When is tucatinib/tucatinib expected to be launched in China?

Tucatinib/Tucatinib is an innovative drug that has attracted much attention recently. It has achieved impressive results in the treatment of HER2+ advanced breast cancer complicated by brain metastases. Unfortunately, as of mid-April 2024, this drug has not yet been officially launched in the Chinese market. Any new drug launched in China must undergo strict approval by the State Food and Drug Administration. It is hoped that this revolutionary drug will be approved by Chinese regulatory authorities in the near future, thus bringing new treatment options and hope to more patients with HER2+ advanced breast cancer.

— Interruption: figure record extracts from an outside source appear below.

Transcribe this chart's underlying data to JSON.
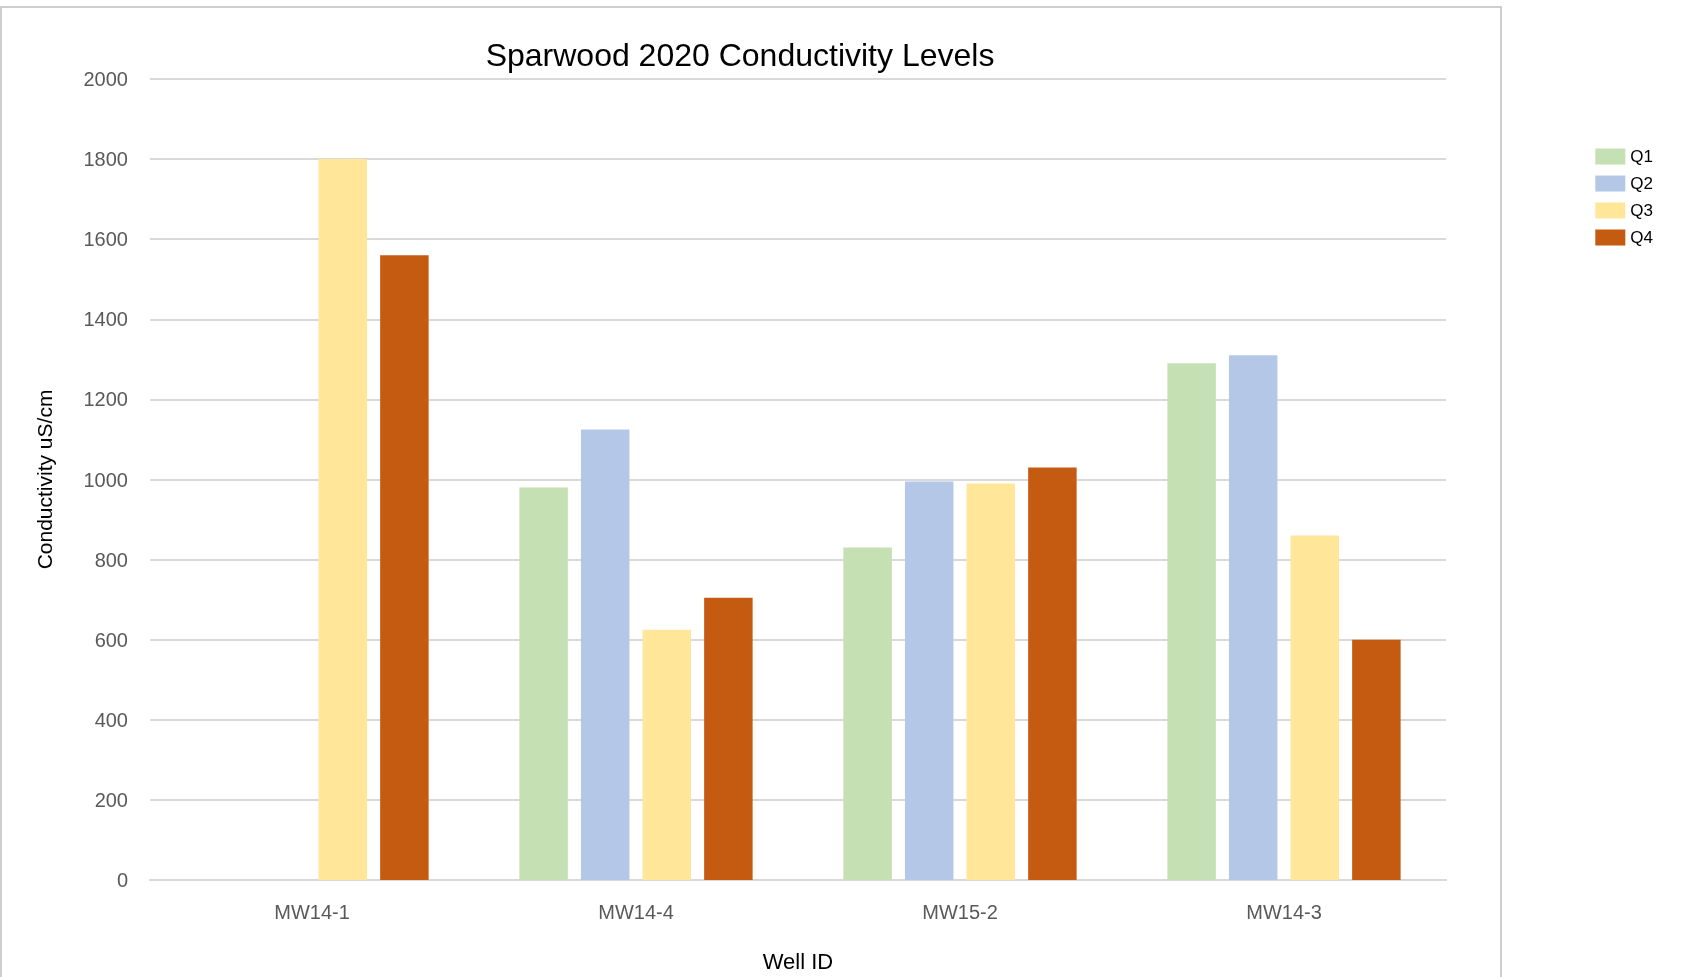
{
  "chart_data": {
    "type": "bar",
    "title": "Sparwood 2020 Conductivity Levels",
    "xlabel": "Well ID",
    "ylabel": "Conductivity uS/cm",
    "categories": [
      "MW14-1",
      "MW14-4",
      "MW15-2",
      "MW14-3"
    ],
    "series": [
      {
        "name": "Q1",
        "color": "#c5e0b3",
        "values": [
          null,
          980,
          830,
          1290
        ]
      },
      {
        "name": "Q2",
        "color": "#b4c7e7",
        "values": [
          null,
          1125,
          995,
          1310
        ]
      },
      {
        "name": "Q3",
        "color": "#ffe699",
        "values": [
          1800,
          625,
          990,
          860
        ]
      },
      {
        "name": "Q4",
        "color": "#c55a11",
        "values": [
          1560,
          705,
          1030,
          600
        ]
      }
    ],
    "ylim": [
      0,
      2000
    ],
    "yticks": [
      0,
      200,
      400,
      600,
      800,
      1000,
      1200,
      1400,
      1600,
      1800,
      2000
    ],
    "grid": "y",
    "legend": "top right"
  }
}
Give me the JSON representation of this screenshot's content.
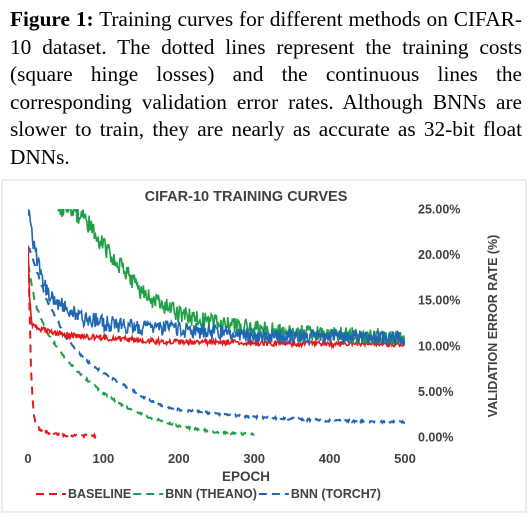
{
  "caption": {
    "label": "Figure 1:",
    "text": "Training curves for different methods on CIFAR-10 dataset. The dotted lines represent the training costs (square hinge losses) and the continuous lines the corresponding validation error rates. Although BNNs are slower to train, they are nearly as accurate as 32-bit float DNNs."
  },
  "chart_data": {
    "type": "line",
    "title": "CIFAR-10 TRAINING CURVES",
    "xlabel": "EPOCH",
    "ylabel": "VALIDATION ERROR RATE (%)",
    "xlim": [
      0,
      500
    ],
    "ylim": [
      0,
      25
    ],
    "x_ticks": [
      "0",
      "100",
      "200",
      "300",
      "400",
      "500"
    ],
    "y_ticks": [
      "0.00%",
      "5.00%",
      "10.00%",
      "15.00%",
      "20.00%",
      "25.00%"
    ],
    "grid": false,
    "legend_position": "bottom",
    "series": [
      {
        "name": "BASELINE",
        "color": "#e31a1c",
        "style": "validation",
        "x": [
          0,
          2,
          5,
          10,
          20,
          30,
          50,
          75,
          100,
          150,
          200,
          250,
          300,
          400,
          500
        ],
        "y": [
          21,
          15,
          12.5,
          12,
          11.8,
          11.5,
          11.2,
          11,
          10.9,
          10.6,
          10.4,
          10.4,
          10.3,
          10.2,
          10.2
        ]
      },
      {
        "name": "BASELINE",
        "color": "#e31a1c",
        "style": "training",
        "x": [
          0,
          2,
          4,
          6,
          8,
          10,
          15,
          20,
          30,
          50,
          90
        ],
        "y": [
          21,
          14,
          7.5,
          4.2,
          2.3,
          1.5,
          0.9,
          0.6,
          0.4,
          0.2,
          0.1
        ]
      },
      {
        "name": "BNN (THEANO)",
        "color": "#1fa048",
        "style": "validation",
        "x": [
          40,
          50,
          75,
          100,
          125,
          150,
          175,
          200,
          250,
          300,
          350,
          400,
          500
        ],
        "y": [
          25,
          25,
          24,
          21,
          18.5,
          16,
          14.5,
          13.5,
          12.5,
          11.8,
          11.4,
          11.2,
          11
        ],
        "noise": 1.0
      },
      {
        "name": "BNN (THEANO)",
        "color": "#1fa048",
        "style": "training",
        "x": [
          0,
          10,
          25,
          50,
          75,
          100,
          125,
          150,
          175,
          200,
          225,
          250,
          300
        ],
        "y": [
          19,
          14.5,
          11.5,
          8.5,
          6.5,
          4.8,
          3.5,
          2.5,
          1.8,
          1.2,
          0.8,
          0.5,
          0.3
        ]
      },
      {
        "name": "BNN (TORCH7)",
        "color": "#1f66b3",
        "style": "validation",
        "x": [
          0,
          10,
          25,
          50,
          75,
          100,
          150,
          200,
          250,
          300,
          350,
          400,
          500
        ],
        "y": [
          25,
          20,
          16,
          14,
          13,
          12.5,
          12,
          11.8,
          11.5,
          11.2,
          11,
          11,
          10.8
        ],
        "noise": 0.9
      },
      {
        "name": "BNN (TORCH7)",
        "color": "#1f66b3",
        "style": "training",
        "x": [
          0,
          25,
          50,
          75,
          100,
          125,
          150,
          175,
          200,
          250,
          300,
          350,
          400,
          500
        ],
        "y": [
          21,
          15,
          11,
          8.5,
          7,
          5.8,
          4.5,
          3.5,
          3,
          2.5,
          2.2,
          2,
          1.8,
          1.6
        ]
      }
    ]
  }
}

In an ambitious, randomized, double-blind, placebo-controlled clinical trial, researchers found that combining tucatinib with trastuzumab and capecitabine can produce significant clinical responses in up to60% of patients with refractory, metastatic, or advanced inoperable HER2-positive breast cancer, including those who have developed brain metastases. For this reason, the treatment regimen of tucatinib combined with trastuzumab and capecitabine was approved by the U.S. Food and Drug Administration (FDA) in 2020 for the treatment of adult patients with advanced or metastatic HER2-positive breast cancer after the failure of previous anti-HER2-based treatment regimens.

It is worth mentioning that, unlike traditional monoclonal antibodies, tucatinib has the ability to cross the blood-brain barrier, which may be why it performs well in treating brain metastases that are difficult to treat with anti-HER2 monoclonal antibodies. By 2023, the therapeutic indications of tucatinib will be further expanded, and it will be used in combination with trastuzumab to treat refractory HER2-positive advanced inoperable metastatic colorectal cancer.